Rocket planes! Hundreds of them!

Jerry was at ground level now. Up here there would be no protection. A
blast and shock wave could sweep across the flat ground unhindered. The
roar became deafening. Now he could recognize the ships. They were Army
Comets!

He wanted to leap with joy. His spine tingled with excitement. The
cloud was roaring overhead now. The Comets flashed onward, bent on a
purpose, a death-dealing, earth-shaking purpose! That's the way the
Enemy had wanted it. The Enemy had chosen its weapon, and the Army was
on its way to blow the Enemy so sky-high that its own attack on Jerry's
homeland would seem insignificant by comparison.

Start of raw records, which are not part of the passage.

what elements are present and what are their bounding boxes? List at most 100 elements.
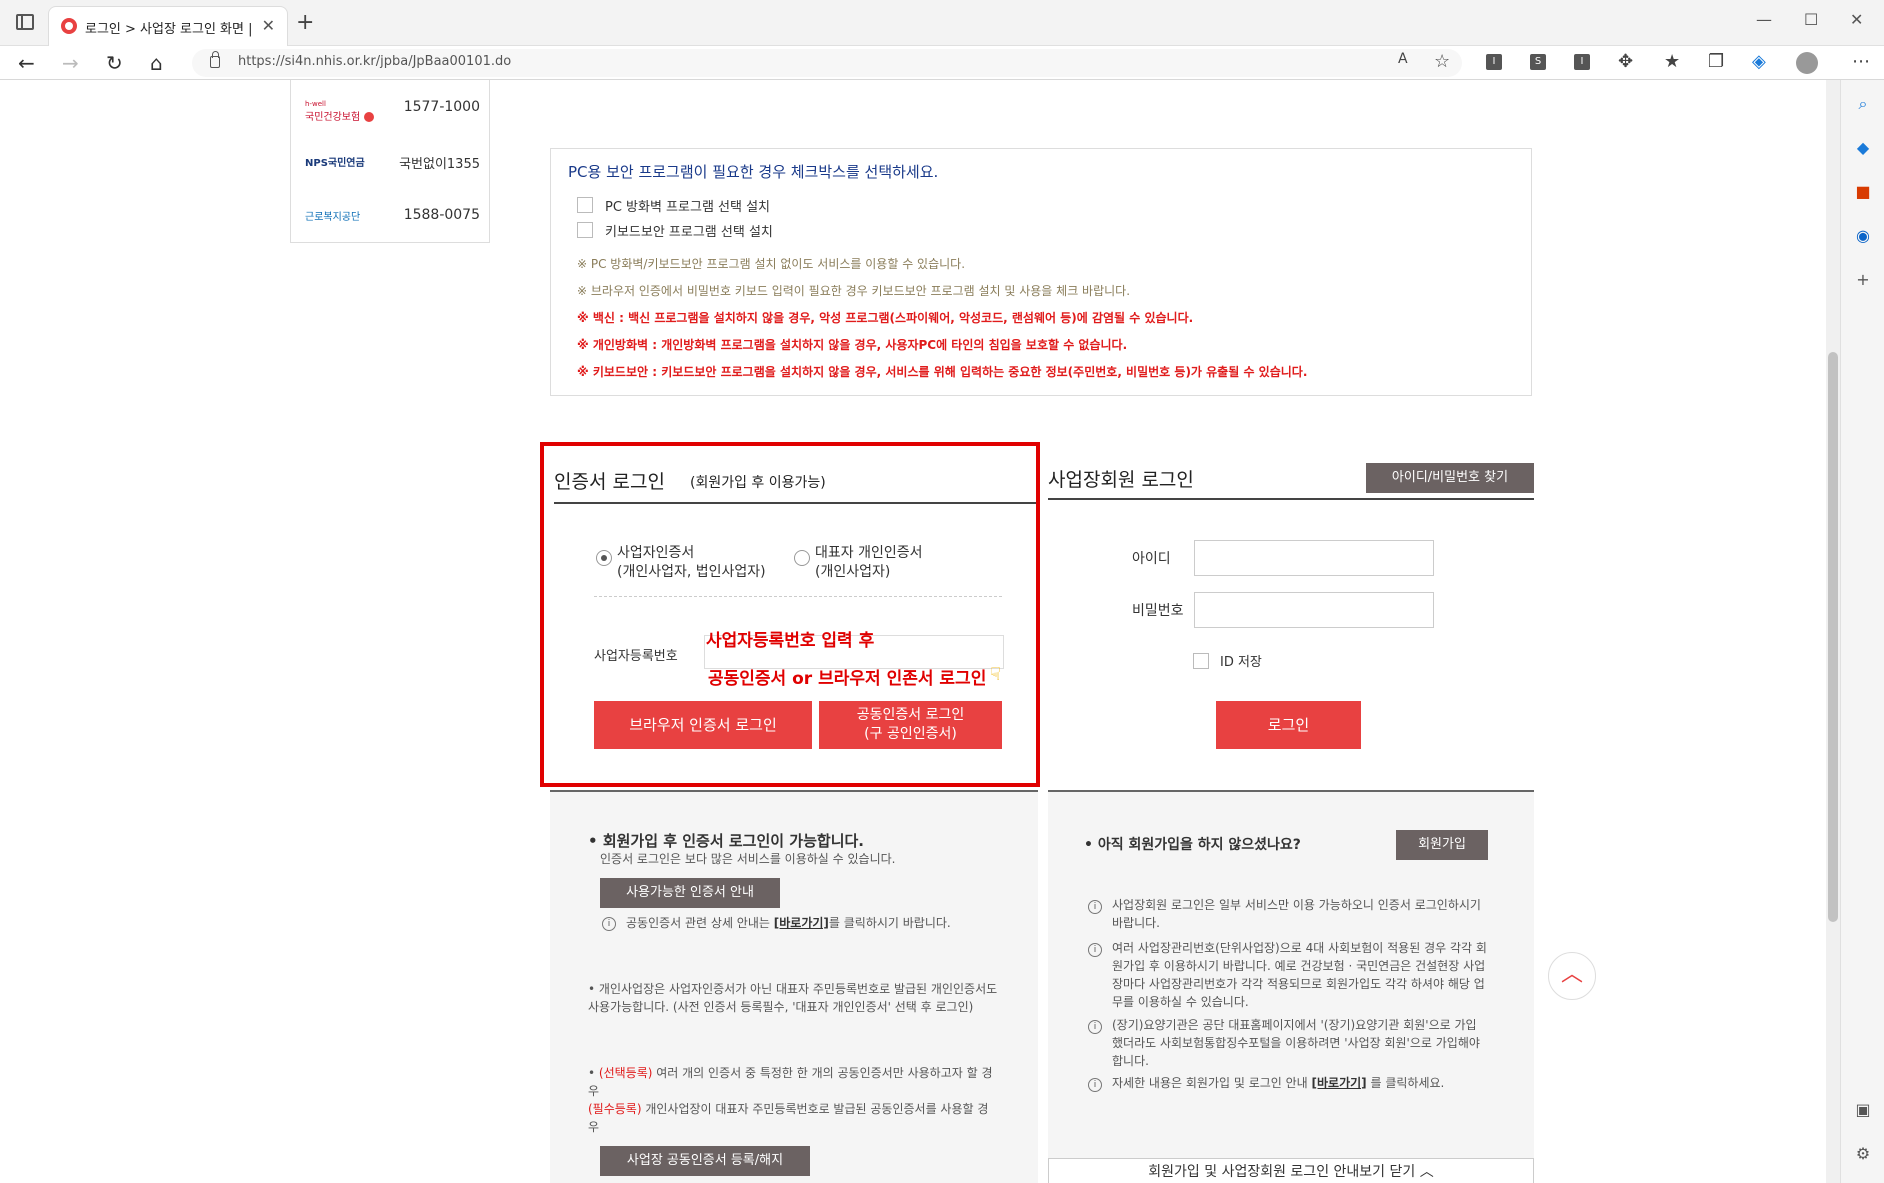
lock-icon[interactable] xyxy=(210,51,220,68)
keyboard-security-label: 키보드보안 프로그램 선택 설치 xyxy=(605,225,773,240)
url-text: https://si4n.nhis.or.kr/jpba/JpBaa00101.… xyxy=(238,54,512,69)
settings-icon[interactable]: ⚙ xyxy=(1853,1144,1873,1164)
add-icon[interactable]: + xyxy=(1853,270,1873,290)
member-guide-link[interactable]: [바로가기] xyxy=(1312,1076,1367,1090)
forward-icon[interactable]: → xyxy=(62,51,79,75)
url-field[interactable]: https://si4n.nhis.or.kr/jpba/JpBaa00101.… xyxy=(192,49,1462,77)
extension-3-icon[interactable]: I xyxy=(1574,54,1590,70)
login-button[interactable]: 로그인 xyxy=(1216,701,1361,749)
register-cert-button[interactable]: 사업장 공동인증서 등록/해지 xyxy=(600,1146,810,1176)
id-save-label: ID 저장 xyxy=(1220,655,1262,670)
contact-box: h-well 국민건강보험 1577-1000 NPS국민연금 국번없이1355 … xyxy=(290,80,490,243)
search-icon[interactable]: ⌕ xyxy=(1853,94,1873,114)
available-cert-button[interactable]: 사용가능한 인증서 안내 xyxy=(600,878,780,908)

Jerry tossed his rifle over the edge of the bulwark. The thunder
overhead snuffed out the clatter of the rifle when it struck the
concrete below. Jerry went down the steps holding his hands over
his head. It was a full minute before he stumbled back to where he
had started. "I changed my mind about leaving, Lieutenant!" Jerry
shouted. He might as well have been trying to shout above the roar of a
hurricane.

The Lieutenant waved Jerry's arms down, and Jerry was close enough to
detect a smile inside the Lieutenant's helmet. Blake turned and walked
away in the direction of the dugout as though nothing had happened.

Jerry pointed skyward, and the men wagged their heads understandingly.

"Hell," Jerry cried, "this war isn't over yet!"